The Huckabee backlash has begun, fueled in no small part by a recent report by Murray Waas on Huckabee’s role in releasing convicted murderer Wayne Dumond in 1999. Briefly: The article claims that Huckabee "aggressively pushed" to have Dumond paroled, even though victims had written to Huckabee arguing that Dumond would kill again. They turned out to be right—Dumond went on to rape and kill two more women before he was arrested in 2001. Huckabee says he played a minimal role in Dumond's release, and that the state’s seven-person parole board ultimately made the call. "All of us failed," he says. He also accuses anyone who questions his behavior of "politicizing" the victims’ deaths.*
But right now, the question is: How much will this hurt Huckabee? If you take as precedent the Willie Horton scandal, which partly sank Michael Dukakis’ campaign in 1988, it could do a lot of damage. That said, the death penalty doesn't play as large a role in this election as it did in that one. Also, it gives his opponents an opportunity to turn a Huckabee asset—his image as benevolent minister—into a liability. "Critics, and some friends, too, have said Huckabee’s position was deeply influenced by his Christian faith," writes Byron York in the National Review . With the right spin, what Huckabee might call "mercy" could start to look like weakness—or, if you prefer, "amnesty."

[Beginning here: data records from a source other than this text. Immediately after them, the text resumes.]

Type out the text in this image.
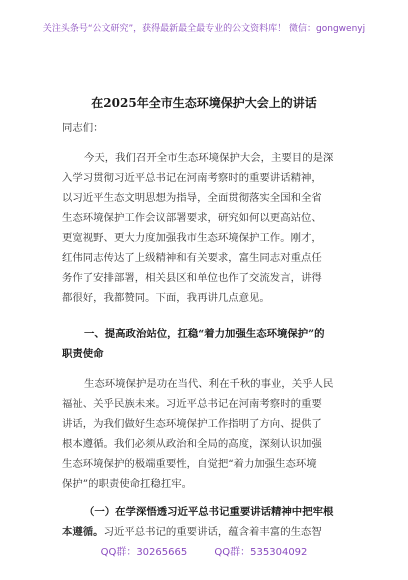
关注头条号“公文研究”，获得最新最全最专业的公文资料库！ 微信：gongwenyj
在2025年全市生态环境保护大会上的讲话
同志们：
今天，我们召开全市生态环境保护大会，主要目的是深
入学习贯彻习近平总书记在河南考察时的重要讲话精神，
以习近平生态文明思想为指导，全面贯彻落实全国和全省
生态环境保护工作会议部署要求，研究如何以更高站位、
更宽视野、更大力度加强我市生态环境保护工作。刚才，
红伟同志传达了上级精神和有关要求，富生同志对重点任
务作了安排部署，相关县区和单位也作了交流发言，讲得
都很好，我都赞同。下面，我再讲几点意见。
一、提高政治站位，扛稳“着力加强生态环境保护”的
职责使命
生态环境保护是功在当代、利在千秋的事业，关乎人民
福祉、关乎民族未来。习近平总书记在河南考察时的重要
讲话，为我们做好生态环境保护工作指明了方向、提供了
根本遵循。我们必须从政治和全局的高度，深刻认识加强
生态环境保护的极端重要性，自觉把“着力加强生态环境
保护”的职责使命扛稳扛牢。
（一）在学深悟透习近平总书记重要讲话精神中把牢根
本遵循。习近平总书记的重要讲话，蕴含着丰富的生态智
QQ群：30265665	QQ群：535304092
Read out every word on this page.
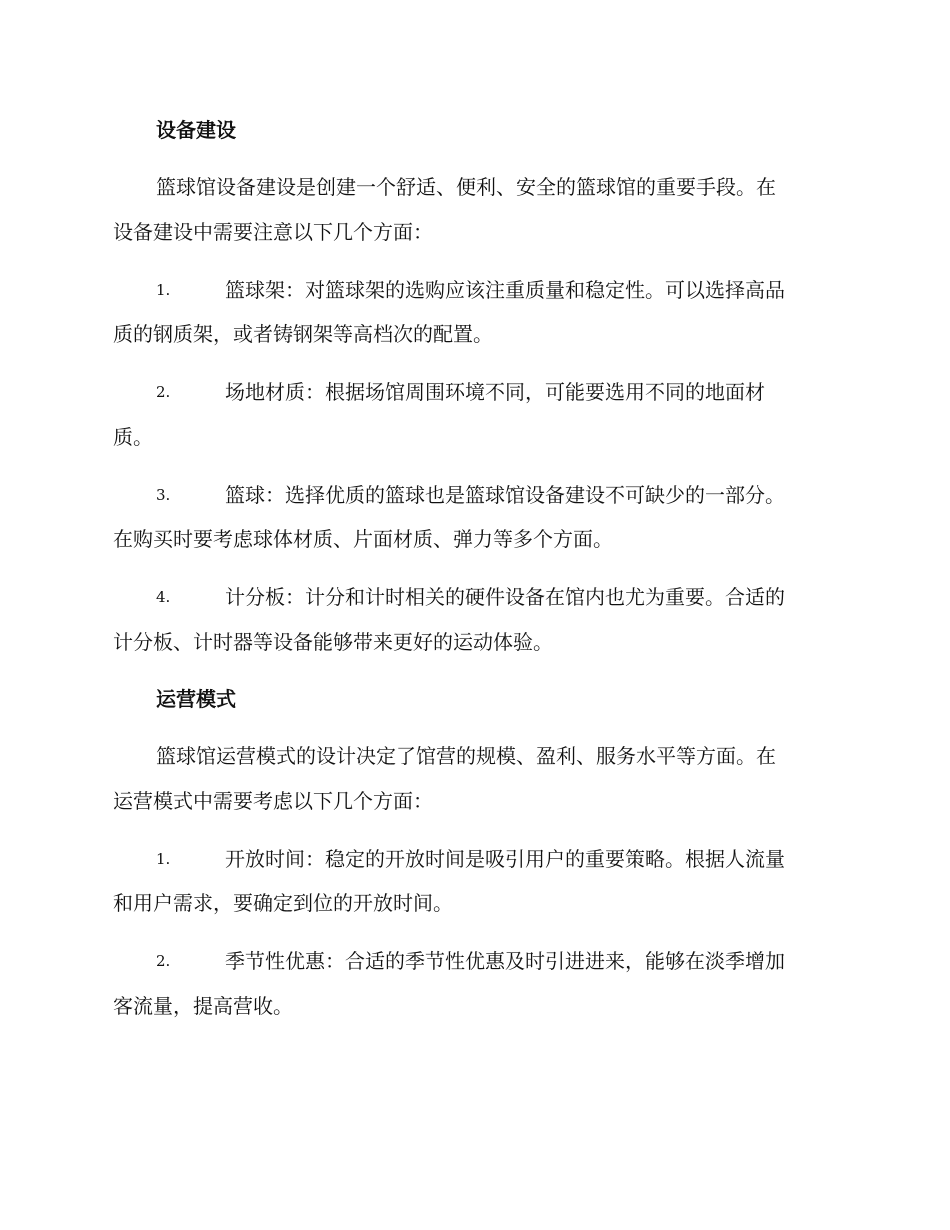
设备建设
篮球馆设备建设是创建一个舒适、便利、安全的篮球馆的重要手段。在
设备建设中需要注意以下几个方面：
1.	篮球架：对篮球架的选购应该注重质量和稳定性。可以选择高品
质的钢质架，或者铸钢架等高档次的配置。
2.	场地材质：根据场馆周围环境不同，可能要选用不同的地面材
质。
3.	篮球：选择优质的篮球也是篮球馆设备建设不可缺少的一部分。
在购买时要考虑球体材质、片面材质、弹力等多个方面。
4.	计分板：计分和计时相关的硬件设备在馆内也尤为重要。合适的
计分板、计时器等设备能够带来更好的运动体验。
运营模式
篮球馆运营模式的设计决定了馆营的规模、盈利、服务水平等方面。在
运营模式中需要考虑以下几个方面：
1.	开放时间：稳定的开放时间是吸引用户的重要策略。根据人流量
和用户需求，要确定到位的开放时间。
2.	季节性优惠：合适的季节性优惠及时引进进来，能够在淡季增加
客流量，提高营收。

But who is going to confront Huckabee with this? Mitt Romney isn’t likely to bring up the topic, given that he just survived his own Willie Horton moment . (Romney appointed a judge who released a convicted murderer who went on to kill again.) Rudy Giuliani could raise the issue, but right now Giuliani is counting on Huckabee to keep Romney’s Iowa numbers in check. The last thing he wants to do is derail Huck. I suppose he could save the attack for later, before the South Carolina primary. But by then Huckabee will already be either riding his ethanol-fueled momentum or be facedown in the dust.
If this issue is going to dog Huckabee, it’s going to be because the media pushes it. But it probably won’t be the only ugly story to come up. Chances are, we’ll learn a whole lot more over the coming weeks about why Huckabee isn’t all that beloved in Arkansas.

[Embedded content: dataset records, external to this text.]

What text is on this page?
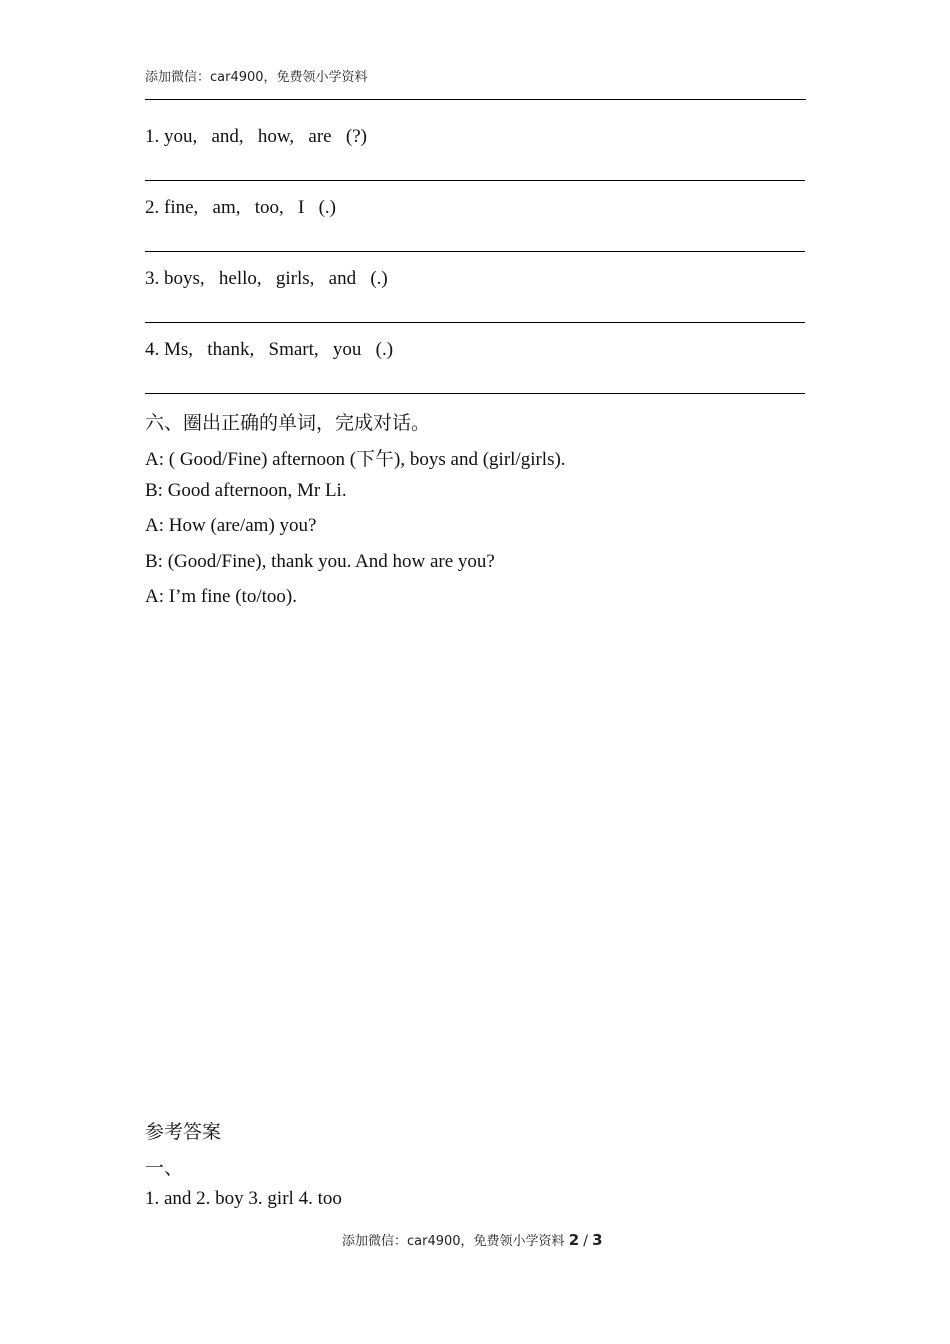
添加微信：car4900，免费领小学资料
1. you,   and,   how,   are   (?)
2. fine,   am,   too,   I   (.)
3. boys,   hello,   girls,   and   (.)
4. Ms,   thank,   Smart,   you   (.)
六、圈出正确的单词，完成对话。
A: ( Good/Fine) afternoon (下午), boys and (girl/girls).
B: Good afternoon, Mr Li.
A: How (are/am) you?
B: (Good/Fine), thank you. And how are you?
A: I’m fine (to/too).
参考答案
一、
1. and 2. boy 3. girl 4. too
添加微信：car4900，免费领小学资料 2 / 3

*(Other complicating factors:
--Dumond’s rehabilitation was considered a darling cause of Arkansas conservatives (including some of Huckabee’s close friends), since one of his victims, Ashley Stevens, was a distant relative of Bill Clinton.
--The first person to reduce Dumond’s sentence down to a total of 39.5 years was Democratic Acting Gov. Jim Guy Tucker.
--Dumond was castrated while awaiting his court date, which some say elicited sympathy from Huckabee.
--Four members of the state parole board said Huckabee secretly pressured them to release Dumond.)